In market data projects, there is often a phase that requires importing and validating historical time series of market prices. The note this week provides background on the use of historical time series within the context of the FRTB P&L attribution test (PLAT).
Volatility is the most important parameter in quantitative finance. It is used to estimate the probability that price changes will lead to cash flows for options and other derivatives. There are two ways that volatility can be estimated. The first is by extracting it from the market prices of traded options. This approach aligns with no-arbitrage valuation principles and the resulting implied volatilities (IVs) act as the risk-neutral probabilities of price changes. The official daily P&L of a bank typically uses IVs when calculating derivative valuations. The second method for estimating volatility is statistically, by reading historical time-series of prices. Market risk calculations like value-at-risk (VaR) use this second type of volatility estimate. In derivatives pricing theory probabilities of price changes, i.e., volatilities, backed out of empirical time-series data are referred to as real-world probabilities.
Regulators require that banks estimate worst-case losses of their portfolios using VaR. Distributions of risk factor price changes are simulated and used to create portfolio P&Ls for each day of the VaR period. VaR is then determined using the worst P&L days. The simulations are generated using historical time series. Under the HistSim VaR method they are generated by sorting the price changes from highest to lowest directly from the time series. The parametric and Monte Carlo methods, on the other hand, use statistically calculated estimates of volatility for the VaR period by using techniques such as GARCH (1,1) and EWMA volatility.

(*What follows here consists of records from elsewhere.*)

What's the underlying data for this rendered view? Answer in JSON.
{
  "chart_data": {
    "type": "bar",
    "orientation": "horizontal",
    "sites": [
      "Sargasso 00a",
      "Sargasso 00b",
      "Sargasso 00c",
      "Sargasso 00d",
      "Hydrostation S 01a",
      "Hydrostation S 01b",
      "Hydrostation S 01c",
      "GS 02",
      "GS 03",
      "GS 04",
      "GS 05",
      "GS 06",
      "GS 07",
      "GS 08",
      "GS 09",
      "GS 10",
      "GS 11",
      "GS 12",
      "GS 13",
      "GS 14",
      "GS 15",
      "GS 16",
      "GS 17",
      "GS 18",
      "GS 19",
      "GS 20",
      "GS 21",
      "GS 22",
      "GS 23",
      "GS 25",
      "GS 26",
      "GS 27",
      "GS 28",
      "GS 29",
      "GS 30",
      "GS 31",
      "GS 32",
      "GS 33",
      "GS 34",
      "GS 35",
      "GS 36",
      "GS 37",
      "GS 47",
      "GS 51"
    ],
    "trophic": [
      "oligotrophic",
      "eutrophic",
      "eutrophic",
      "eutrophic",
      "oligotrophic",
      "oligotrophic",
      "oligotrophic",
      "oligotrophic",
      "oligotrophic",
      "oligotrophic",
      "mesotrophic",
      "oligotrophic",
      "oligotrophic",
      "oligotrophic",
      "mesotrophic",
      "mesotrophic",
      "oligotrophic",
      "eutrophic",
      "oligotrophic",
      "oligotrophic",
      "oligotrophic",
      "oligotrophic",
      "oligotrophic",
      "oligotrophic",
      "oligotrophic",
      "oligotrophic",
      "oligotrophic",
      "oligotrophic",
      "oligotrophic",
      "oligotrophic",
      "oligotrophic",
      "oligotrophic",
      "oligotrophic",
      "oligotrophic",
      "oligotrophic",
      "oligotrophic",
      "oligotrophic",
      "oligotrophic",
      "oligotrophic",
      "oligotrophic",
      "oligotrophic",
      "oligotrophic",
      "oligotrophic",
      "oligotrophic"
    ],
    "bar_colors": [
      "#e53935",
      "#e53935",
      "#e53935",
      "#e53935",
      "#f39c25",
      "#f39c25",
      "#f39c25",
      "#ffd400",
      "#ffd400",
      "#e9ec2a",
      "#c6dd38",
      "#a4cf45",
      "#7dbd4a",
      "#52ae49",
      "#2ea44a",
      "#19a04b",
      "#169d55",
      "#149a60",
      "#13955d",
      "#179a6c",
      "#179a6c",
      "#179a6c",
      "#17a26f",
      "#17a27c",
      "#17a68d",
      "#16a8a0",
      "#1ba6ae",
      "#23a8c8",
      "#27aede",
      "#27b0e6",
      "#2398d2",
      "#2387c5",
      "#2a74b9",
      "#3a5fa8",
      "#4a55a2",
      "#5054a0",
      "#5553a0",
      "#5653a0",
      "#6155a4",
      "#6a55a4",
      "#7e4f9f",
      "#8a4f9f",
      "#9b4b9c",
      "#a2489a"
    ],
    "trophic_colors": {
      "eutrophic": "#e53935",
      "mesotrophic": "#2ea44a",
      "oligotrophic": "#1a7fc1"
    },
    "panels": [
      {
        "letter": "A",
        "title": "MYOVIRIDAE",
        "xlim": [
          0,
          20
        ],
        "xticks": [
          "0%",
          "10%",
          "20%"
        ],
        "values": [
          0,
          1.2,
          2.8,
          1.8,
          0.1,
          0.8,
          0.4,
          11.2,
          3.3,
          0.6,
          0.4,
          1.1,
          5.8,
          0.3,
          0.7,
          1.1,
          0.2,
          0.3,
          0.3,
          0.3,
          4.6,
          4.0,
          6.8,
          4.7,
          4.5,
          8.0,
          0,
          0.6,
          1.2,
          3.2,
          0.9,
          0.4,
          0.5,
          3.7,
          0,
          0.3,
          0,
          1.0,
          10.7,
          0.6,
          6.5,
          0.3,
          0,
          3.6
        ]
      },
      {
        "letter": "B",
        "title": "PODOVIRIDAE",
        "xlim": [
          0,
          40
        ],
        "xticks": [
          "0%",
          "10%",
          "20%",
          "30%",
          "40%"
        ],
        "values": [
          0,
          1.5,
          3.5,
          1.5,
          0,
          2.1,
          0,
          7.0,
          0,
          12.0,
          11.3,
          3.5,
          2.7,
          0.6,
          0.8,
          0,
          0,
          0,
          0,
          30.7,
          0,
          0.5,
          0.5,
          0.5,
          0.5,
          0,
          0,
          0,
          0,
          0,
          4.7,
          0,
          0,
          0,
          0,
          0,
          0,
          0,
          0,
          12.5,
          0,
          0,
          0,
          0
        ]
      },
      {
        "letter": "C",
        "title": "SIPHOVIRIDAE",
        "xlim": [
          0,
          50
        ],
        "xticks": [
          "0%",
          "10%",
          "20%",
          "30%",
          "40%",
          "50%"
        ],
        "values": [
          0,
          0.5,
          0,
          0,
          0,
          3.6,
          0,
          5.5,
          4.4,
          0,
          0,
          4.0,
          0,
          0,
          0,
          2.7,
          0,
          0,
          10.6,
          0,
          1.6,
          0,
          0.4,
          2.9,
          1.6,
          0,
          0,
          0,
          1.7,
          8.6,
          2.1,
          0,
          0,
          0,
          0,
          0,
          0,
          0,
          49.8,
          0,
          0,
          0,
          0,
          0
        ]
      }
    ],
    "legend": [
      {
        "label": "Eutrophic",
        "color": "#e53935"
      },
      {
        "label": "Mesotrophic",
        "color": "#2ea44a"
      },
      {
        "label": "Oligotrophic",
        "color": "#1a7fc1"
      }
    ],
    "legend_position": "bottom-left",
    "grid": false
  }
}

The FRTB PLAT tests whether the P&L distributions generated by the VaR simulations are statistically close to the distributions of P&L generated by saving and storing market data each day over the same period and re-running the no-arbitrage valuation processes. Historical P&Ls calculated using HistSim and GARCH for use in VaR are referred to as risk-theoretical P&L (RTPL). Historical P&Ls generated using saved down no-arbitrage IV surfaces are referred to as hypothetical P&L (HPL). Both RTPL and HPL are calculated using the latest position data available.
RTPL and HPL will always be different as the processes for generating them use two different methods for volatility estimation.